The teardown will also prompt users to decide if they want to execute post-delete cleanup hooks, in general if the deployment is initially invalid, the users can opt-out of these hooks to avoid having failing jobs.

This feature is in Beta, and users can always deploy Polyaxon using Helm if they want, we will start encouraging users to use the CLI, because we will be rolling out several enhancement to alert about upgrades with migrations, data migrations, possibility to backup the database, …

Other improvements and bug fixes

We fixed several issues and regression, one notable issue was related to downloading outputs/artifacts when using GCS as a storage backend. we also added the possibility to download individual files from the UI.
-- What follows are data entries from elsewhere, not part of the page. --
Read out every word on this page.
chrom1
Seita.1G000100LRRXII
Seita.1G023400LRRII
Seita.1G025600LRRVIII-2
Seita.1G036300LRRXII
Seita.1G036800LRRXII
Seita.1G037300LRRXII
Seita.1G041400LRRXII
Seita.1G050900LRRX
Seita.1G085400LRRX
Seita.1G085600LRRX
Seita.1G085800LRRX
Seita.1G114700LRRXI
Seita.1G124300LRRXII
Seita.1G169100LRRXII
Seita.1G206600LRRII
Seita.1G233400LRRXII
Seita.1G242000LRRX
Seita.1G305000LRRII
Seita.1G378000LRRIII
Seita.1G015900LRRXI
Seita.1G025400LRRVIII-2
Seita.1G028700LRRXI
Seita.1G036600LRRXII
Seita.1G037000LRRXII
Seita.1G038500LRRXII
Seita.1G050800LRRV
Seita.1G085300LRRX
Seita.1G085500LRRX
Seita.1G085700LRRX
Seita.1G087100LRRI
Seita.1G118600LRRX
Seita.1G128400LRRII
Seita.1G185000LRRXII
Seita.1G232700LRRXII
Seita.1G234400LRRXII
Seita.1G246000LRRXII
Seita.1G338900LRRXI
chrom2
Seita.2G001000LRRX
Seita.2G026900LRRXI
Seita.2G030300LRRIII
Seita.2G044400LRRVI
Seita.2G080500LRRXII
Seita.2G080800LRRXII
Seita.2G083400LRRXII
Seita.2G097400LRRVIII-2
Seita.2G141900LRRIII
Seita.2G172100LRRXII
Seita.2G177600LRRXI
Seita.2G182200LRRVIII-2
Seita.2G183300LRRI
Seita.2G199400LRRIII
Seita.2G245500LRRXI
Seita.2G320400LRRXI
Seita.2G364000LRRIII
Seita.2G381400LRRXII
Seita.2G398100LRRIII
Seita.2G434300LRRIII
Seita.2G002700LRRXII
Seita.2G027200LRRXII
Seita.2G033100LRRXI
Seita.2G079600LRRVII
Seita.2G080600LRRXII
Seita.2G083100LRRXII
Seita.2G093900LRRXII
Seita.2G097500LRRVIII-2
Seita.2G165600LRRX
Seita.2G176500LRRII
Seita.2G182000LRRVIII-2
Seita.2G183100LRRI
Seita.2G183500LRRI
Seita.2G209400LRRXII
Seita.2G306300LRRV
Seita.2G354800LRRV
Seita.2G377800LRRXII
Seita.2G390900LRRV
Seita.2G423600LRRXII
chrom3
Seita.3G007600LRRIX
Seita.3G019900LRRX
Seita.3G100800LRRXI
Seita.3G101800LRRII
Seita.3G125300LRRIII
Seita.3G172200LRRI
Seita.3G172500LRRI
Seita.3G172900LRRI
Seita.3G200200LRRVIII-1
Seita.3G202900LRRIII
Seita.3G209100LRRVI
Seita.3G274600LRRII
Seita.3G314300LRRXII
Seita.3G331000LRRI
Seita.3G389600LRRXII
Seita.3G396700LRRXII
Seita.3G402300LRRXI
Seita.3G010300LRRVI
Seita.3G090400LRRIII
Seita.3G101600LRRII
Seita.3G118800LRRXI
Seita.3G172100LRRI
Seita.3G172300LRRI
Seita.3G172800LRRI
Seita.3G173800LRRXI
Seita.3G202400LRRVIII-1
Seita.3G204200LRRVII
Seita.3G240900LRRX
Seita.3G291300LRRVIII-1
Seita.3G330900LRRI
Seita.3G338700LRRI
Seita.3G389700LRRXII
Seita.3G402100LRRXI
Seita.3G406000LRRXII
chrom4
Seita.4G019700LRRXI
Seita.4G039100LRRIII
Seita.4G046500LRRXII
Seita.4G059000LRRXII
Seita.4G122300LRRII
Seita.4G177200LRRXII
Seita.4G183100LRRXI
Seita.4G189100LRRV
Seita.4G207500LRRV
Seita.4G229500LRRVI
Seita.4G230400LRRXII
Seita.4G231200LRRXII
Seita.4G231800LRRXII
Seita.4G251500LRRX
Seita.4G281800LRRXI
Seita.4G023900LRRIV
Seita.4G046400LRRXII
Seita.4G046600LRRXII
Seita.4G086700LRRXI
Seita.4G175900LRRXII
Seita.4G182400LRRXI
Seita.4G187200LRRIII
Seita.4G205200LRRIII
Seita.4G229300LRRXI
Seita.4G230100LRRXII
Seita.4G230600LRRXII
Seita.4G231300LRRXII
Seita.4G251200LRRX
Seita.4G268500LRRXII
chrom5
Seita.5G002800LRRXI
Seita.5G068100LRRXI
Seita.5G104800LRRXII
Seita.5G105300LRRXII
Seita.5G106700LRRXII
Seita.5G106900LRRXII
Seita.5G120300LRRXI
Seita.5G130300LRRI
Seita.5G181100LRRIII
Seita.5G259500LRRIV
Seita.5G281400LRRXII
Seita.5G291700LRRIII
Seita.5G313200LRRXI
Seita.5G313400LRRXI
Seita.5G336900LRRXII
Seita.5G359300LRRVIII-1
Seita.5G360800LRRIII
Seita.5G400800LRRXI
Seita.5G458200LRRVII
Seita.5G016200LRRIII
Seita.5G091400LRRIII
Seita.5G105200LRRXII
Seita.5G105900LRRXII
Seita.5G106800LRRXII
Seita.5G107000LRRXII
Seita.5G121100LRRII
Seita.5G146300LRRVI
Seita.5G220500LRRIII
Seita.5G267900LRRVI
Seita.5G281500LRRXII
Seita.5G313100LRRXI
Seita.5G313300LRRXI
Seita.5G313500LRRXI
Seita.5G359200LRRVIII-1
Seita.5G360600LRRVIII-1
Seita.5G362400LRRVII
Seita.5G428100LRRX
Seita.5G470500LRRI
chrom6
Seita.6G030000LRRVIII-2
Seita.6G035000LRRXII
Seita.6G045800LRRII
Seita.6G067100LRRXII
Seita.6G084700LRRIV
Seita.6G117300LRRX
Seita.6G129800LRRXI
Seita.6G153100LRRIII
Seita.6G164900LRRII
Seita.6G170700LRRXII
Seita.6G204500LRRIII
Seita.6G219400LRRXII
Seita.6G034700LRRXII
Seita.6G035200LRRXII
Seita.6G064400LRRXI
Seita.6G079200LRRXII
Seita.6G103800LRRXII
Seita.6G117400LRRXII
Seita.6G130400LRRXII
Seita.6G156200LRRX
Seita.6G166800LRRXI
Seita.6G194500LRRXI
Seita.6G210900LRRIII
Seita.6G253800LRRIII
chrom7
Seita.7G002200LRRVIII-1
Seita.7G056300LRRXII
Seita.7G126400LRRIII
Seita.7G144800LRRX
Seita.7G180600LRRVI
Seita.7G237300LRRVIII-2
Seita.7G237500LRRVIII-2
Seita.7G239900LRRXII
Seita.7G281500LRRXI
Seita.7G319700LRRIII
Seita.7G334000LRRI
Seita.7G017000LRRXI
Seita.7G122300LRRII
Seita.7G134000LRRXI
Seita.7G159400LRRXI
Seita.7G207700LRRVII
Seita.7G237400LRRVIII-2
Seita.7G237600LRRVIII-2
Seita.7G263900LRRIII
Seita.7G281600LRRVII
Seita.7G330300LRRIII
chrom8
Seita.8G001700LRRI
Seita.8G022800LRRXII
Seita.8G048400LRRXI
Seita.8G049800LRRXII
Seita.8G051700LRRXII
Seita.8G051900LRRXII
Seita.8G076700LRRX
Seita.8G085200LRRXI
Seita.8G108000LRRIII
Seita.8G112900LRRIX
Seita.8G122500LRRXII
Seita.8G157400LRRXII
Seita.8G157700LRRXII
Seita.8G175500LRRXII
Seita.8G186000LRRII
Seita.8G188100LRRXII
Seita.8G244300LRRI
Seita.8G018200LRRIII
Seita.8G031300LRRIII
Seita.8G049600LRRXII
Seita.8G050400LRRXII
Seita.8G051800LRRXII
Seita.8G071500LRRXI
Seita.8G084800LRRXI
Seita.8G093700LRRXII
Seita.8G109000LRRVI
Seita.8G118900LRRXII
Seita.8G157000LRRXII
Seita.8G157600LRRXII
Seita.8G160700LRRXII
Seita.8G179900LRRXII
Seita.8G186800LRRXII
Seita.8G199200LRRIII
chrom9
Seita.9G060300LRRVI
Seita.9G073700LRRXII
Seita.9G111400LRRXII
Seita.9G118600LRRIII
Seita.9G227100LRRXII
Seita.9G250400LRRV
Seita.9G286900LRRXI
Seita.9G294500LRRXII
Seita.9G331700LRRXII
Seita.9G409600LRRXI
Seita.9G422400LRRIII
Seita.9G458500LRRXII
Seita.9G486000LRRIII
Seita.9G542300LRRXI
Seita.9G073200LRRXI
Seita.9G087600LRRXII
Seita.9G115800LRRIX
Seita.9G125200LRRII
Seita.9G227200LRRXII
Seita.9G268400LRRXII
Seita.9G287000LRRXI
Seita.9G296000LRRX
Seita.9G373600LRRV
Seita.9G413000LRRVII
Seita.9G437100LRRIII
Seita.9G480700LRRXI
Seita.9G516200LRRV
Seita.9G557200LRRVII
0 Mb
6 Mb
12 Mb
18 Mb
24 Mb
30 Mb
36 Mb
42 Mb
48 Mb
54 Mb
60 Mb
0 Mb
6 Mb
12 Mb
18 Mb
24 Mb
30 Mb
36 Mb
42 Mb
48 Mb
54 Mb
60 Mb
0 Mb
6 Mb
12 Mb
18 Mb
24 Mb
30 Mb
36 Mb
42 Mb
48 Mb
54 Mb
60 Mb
Another issue was related to pod initializing and other pending states that were not correctly detected in some instances. This issue was particularly confusing when running hyperparameters’ experiment groups, users would see a number of running experiments less than the concurrency specified, although the number of experiments scheduled is correct it was not reflected correctly in the dashboard, because the statuses were Unknown condition.

Experiment Jobs information

Experiment jobs in Polyaxon represent the underlying Pod running on Kubernetes, they are now clickable and users can view not only the aggregated experiment statuses but also those of each individual pod, as well as the logs of those pods (other information will surface in the following releases). This type of information is useful when running distributed experiments.

Conclusion

This release brings also several other UI and internal fixes and improvements.

Next release we will be pushing several other UI enhancements, notably the possibility to start, restart, and resume experiments/jobs/builds/notebooks/tensorboards directly from the dashboard. We also made several fixes to our Machine Learning CI tool and we will be releasing a public Beta with documentation in the next release or the one after.

Polyaxon will keep improving and providing the simplest machine learning layer on Kubernetes. We hope that these updates will improve your workflows and increase your productivity, and again, thank you for your continued feedback and support.